Germany 2x vs USA, new zealand 4x, sweden 3x, australia, 3x, France 3x, canada 5x.. all % of people waiting more than 2 months for a specialist

worldpopulationreview.com/coun

@freemo That is definitely something that needs fixing. Although do more of a percentage of people actually go to the doctor in countries with socialized healthcare?
Might explain the wait times.

@Zach777 I'm not sure, but probably. Also coupled with the fact that you have less doctors per population because doctors get paid much less, so fewer people become one. Insurance is effectively an artificial monopoly in single payer, or a coalition monopoly in universal insurance. The result of either of those are price fixing without much pressure on quality. For which this is the result.

Obviously the american system is better in some ways but has its own issues (such as being wasteful in terms of cost, despite having good quality of outcomes).

In the end it is clear to me neither system works and therefore neither should be emulated. The solution in my eyes is co-op based insurance. It removes the greed-factor by making those insured the owners of the insurance company, and preserves the supply-demand pressures by allowing people to switch insurance if they dont like the quality.

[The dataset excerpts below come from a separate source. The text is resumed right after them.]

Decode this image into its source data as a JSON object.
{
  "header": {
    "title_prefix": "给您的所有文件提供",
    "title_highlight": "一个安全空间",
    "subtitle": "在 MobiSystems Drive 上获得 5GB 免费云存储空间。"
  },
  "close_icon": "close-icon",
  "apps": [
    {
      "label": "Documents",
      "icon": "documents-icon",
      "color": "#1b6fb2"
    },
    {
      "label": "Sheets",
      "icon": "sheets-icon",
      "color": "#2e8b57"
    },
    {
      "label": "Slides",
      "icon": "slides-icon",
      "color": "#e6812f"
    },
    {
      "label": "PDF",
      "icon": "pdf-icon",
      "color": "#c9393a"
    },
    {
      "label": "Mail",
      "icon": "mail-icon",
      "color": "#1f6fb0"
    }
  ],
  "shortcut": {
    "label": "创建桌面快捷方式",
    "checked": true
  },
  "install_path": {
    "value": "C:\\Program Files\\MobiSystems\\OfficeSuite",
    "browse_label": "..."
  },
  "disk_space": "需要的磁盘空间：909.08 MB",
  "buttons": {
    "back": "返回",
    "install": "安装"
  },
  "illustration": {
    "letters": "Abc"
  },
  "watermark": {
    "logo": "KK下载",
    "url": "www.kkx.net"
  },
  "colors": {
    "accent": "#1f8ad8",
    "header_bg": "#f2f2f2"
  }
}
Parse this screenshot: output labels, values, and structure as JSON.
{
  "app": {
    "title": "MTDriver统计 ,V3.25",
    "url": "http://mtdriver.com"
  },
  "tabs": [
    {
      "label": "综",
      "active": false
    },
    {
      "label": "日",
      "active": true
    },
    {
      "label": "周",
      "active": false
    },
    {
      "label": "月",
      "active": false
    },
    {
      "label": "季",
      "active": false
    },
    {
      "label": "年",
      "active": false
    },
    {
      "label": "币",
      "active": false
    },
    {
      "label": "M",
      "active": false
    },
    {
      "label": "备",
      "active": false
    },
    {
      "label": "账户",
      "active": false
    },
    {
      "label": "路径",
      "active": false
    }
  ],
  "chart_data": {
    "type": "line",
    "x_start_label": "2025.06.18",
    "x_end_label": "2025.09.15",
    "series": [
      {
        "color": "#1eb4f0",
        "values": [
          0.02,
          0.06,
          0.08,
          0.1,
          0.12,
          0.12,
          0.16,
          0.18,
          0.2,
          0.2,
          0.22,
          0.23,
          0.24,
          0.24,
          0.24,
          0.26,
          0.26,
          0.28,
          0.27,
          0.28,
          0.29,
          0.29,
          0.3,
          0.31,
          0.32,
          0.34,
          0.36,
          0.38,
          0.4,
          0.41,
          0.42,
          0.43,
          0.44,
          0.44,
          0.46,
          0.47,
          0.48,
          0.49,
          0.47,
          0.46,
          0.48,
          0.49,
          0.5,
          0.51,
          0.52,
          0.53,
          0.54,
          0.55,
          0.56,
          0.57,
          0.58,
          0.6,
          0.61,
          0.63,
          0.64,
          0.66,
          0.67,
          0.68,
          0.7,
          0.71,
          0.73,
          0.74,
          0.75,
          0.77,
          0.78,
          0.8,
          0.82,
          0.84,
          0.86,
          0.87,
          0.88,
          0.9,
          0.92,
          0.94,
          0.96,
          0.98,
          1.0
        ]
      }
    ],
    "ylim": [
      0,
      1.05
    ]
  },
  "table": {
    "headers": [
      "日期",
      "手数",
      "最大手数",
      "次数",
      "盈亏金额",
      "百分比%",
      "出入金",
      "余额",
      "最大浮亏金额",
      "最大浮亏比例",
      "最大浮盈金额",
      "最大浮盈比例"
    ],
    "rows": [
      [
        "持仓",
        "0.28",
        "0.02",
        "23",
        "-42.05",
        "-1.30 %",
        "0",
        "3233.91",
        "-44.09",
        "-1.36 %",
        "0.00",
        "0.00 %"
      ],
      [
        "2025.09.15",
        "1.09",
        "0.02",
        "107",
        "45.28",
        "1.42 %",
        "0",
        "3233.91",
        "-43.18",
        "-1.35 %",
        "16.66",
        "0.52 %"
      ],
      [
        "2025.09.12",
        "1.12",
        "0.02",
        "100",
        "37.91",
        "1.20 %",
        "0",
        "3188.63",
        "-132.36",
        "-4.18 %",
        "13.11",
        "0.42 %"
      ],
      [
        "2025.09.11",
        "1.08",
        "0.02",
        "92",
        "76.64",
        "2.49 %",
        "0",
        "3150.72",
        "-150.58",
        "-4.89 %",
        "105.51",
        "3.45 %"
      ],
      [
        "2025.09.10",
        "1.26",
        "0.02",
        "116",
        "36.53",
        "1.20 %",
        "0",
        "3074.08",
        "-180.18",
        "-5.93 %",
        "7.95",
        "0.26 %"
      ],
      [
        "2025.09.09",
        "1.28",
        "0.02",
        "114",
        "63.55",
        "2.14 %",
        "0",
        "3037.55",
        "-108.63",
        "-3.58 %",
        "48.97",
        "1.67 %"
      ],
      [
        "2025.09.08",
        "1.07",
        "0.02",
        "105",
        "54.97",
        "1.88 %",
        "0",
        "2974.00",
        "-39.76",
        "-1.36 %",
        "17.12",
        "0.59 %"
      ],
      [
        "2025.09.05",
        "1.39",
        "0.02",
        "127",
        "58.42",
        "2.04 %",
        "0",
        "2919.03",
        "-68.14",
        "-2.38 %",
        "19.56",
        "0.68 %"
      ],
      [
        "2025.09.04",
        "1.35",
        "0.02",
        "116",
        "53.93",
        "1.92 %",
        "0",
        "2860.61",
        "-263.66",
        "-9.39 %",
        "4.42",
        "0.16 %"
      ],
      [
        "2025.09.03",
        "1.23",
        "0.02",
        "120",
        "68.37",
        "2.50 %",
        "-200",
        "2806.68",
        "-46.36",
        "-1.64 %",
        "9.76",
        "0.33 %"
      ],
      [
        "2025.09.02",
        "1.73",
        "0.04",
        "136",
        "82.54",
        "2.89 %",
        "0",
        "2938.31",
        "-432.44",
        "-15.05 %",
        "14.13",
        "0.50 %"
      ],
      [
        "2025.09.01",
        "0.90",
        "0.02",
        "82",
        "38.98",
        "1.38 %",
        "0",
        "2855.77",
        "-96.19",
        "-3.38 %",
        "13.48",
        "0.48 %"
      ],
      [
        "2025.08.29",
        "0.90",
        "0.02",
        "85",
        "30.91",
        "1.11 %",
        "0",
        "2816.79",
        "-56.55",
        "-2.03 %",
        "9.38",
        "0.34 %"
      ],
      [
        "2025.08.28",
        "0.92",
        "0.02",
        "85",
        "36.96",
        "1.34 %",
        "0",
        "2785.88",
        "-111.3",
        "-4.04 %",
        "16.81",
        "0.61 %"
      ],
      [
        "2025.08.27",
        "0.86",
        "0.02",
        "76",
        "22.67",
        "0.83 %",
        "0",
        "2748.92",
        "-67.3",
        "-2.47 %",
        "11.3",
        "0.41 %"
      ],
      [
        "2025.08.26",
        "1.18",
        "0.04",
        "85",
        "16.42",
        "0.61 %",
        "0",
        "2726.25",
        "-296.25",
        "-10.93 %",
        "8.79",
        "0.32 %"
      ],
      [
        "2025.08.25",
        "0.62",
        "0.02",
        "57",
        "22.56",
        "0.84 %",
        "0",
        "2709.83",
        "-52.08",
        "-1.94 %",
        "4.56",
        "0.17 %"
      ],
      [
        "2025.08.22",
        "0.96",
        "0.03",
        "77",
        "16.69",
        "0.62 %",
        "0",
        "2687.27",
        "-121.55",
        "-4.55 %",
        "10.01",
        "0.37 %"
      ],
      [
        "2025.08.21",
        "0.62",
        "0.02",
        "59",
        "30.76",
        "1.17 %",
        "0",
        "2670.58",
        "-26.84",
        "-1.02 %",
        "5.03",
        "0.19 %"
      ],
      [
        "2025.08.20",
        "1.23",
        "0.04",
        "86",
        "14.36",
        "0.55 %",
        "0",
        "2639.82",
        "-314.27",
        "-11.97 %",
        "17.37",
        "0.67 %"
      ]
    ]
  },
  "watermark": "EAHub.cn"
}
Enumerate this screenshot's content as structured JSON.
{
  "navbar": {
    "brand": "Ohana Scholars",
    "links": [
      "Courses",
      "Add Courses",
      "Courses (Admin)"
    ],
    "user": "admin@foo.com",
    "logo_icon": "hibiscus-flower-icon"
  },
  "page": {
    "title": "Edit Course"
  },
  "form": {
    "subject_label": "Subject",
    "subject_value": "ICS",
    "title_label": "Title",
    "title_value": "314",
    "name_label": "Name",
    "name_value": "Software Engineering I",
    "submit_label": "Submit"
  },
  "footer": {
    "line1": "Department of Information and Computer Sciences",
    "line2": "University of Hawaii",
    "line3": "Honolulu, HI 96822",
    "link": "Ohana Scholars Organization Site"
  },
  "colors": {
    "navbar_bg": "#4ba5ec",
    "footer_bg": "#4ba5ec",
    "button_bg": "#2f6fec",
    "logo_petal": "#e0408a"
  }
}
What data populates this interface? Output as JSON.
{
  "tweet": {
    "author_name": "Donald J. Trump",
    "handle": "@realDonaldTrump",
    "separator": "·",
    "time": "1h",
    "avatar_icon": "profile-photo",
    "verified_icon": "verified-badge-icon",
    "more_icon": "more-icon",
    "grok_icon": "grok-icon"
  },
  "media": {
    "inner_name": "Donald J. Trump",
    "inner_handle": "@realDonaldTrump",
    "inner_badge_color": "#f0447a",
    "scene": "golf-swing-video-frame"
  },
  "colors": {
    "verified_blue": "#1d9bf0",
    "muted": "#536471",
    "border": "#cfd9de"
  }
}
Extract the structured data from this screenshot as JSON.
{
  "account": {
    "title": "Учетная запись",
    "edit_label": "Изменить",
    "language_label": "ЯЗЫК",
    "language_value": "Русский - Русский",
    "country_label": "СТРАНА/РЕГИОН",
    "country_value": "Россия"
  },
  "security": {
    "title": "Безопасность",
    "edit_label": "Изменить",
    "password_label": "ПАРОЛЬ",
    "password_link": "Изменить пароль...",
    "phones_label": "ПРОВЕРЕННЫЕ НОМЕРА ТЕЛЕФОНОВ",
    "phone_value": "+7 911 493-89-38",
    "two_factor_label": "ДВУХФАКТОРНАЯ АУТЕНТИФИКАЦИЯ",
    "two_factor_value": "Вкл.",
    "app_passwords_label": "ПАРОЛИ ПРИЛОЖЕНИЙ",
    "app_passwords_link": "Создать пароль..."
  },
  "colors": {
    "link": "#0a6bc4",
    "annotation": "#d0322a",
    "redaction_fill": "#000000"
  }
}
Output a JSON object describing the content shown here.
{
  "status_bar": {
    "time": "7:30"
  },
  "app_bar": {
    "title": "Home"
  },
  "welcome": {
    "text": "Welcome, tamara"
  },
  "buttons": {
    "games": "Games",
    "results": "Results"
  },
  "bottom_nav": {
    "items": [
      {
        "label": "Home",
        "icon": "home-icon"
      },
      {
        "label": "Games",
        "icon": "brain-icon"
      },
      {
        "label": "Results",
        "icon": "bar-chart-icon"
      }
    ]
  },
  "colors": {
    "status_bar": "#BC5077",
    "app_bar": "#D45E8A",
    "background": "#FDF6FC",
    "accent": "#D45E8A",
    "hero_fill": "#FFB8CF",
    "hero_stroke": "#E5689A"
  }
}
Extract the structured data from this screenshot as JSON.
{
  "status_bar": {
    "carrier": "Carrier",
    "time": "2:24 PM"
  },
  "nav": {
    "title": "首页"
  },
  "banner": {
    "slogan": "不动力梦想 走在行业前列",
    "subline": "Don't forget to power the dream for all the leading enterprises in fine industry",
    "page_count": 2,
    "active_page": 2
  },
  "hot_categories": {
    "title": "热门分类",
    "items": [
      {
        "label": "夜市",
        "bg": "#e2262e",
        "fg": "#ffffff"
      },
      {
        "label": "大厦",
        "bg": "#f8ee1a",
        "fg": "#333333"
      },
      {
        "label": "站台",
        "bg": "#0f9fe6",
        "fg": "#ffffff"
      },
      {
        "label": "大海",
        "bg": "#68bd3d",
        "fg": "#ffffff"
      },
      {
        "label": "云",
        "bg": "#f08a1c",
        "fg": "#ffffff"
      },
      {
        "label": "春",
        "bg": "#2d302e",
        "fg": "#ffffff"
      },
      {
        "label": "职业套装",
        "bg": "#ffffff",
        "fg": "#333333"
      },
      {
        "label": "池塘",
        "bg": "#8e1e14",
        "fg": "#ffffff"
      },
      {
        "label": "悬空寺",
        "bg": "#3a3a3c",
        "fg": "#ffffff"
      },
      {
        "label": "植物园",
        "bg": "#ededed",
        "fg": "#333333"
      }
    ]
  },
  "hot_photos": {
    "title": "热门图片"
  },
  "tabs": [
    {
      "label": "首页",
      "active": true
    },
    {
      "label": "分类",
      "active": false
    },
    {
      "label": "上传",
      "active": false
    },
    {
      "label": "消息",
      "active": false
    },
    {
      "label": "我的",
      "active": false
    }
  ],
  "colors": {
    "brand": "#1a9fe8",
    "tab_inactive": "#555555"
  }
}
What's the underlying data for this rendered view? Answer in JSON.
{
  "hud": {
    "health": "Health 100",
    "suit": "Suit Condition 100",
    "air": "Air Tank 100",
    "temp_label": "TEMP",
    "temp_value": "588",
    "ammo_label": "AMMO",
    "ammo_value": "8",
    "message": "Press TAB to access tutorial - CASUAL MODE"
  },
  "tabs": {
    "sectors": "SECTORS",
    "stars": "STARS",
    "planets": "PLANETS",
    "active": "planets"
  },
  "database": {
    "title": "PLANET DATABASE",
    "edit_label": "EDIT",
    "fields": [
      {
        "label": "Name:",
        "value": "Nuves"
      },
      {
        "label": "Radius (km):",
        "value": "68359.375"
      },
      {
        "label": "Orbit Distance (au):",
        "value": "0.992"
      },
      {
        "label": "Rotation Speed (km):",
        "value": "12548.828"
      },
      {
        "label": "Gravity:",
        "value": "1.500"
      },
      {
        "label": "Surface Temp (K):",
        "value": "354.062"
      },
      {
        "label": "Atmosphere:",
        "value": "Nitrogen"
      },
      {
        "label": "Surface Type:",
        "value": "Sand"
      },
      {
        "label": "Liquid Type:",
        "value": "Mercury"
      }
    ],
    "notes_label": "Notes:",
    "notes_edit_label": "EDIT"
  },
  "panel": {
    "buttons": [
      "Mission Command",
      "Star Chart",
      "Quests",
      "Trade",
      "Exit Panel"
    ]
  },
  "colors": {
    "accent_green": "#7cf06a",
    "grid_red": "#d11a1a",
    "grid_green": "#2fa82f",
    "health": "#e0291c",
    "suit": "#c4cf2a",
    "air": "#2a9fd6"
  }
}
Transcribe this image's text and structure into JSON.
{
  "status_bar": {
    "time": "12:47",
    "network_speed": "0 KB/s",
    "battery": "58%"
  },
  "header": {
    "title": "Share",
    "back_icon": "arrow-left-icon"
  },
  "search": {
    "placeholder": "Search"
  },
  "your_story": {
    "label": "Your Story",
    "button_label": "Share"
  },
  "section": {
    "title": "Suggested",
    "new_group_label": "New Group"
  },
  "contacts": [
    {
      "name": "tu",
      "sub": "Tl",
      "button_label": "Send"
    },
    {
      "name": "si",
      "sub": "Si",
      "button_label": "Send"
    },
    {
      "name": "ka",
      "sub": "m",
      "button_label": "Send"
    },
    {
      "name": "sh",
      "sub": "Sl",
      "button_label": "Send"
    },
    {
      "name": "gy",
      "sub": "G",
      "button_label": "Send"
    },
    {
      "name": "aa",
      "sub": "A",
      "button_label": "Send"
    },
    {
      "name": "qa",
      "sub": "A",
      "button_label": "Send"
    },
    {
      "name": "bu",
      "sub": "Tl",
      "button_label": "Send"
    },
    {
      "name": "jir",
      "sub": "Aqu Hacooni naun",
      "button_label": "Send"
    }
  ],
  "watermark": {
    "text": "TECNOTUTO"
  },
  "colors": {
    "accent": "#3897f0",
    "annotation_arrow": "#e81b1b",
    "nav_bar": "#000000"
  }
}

@freemo I never heard that there were less doctors per capita in other countries due to lower pay.
Do you have a source I can look at?

@Zach777 its been years since i saw that statistic... I can try to dig it up again, no promises.

@freemo @Zach777 Laws in the US and insurance requirements push many doctors out of certain states and into others. I wouldn't be surprised if such effects occur country to country, let alone the effect of unions like the AMA have on artificial labor supply.

@anon00110

Yea local laws and other regulations and unions are going to change the dynamics for sure.

@Zach777

@Zach777 Seems at the very least that is no longer true. Canada has the exact same number of doctors per capita as the USA according to the world bank.

Looking a bit deeper though it seems the USA does have more nurses per capita. Since int he USA nurses generally do most of the leg work and doctors only review and sign off that might explain some of the indifference.

@freemo
I can atest to the UK wait times.

Prevention and promotion of healthy lifestyles from childhood should always be the main focus anyway.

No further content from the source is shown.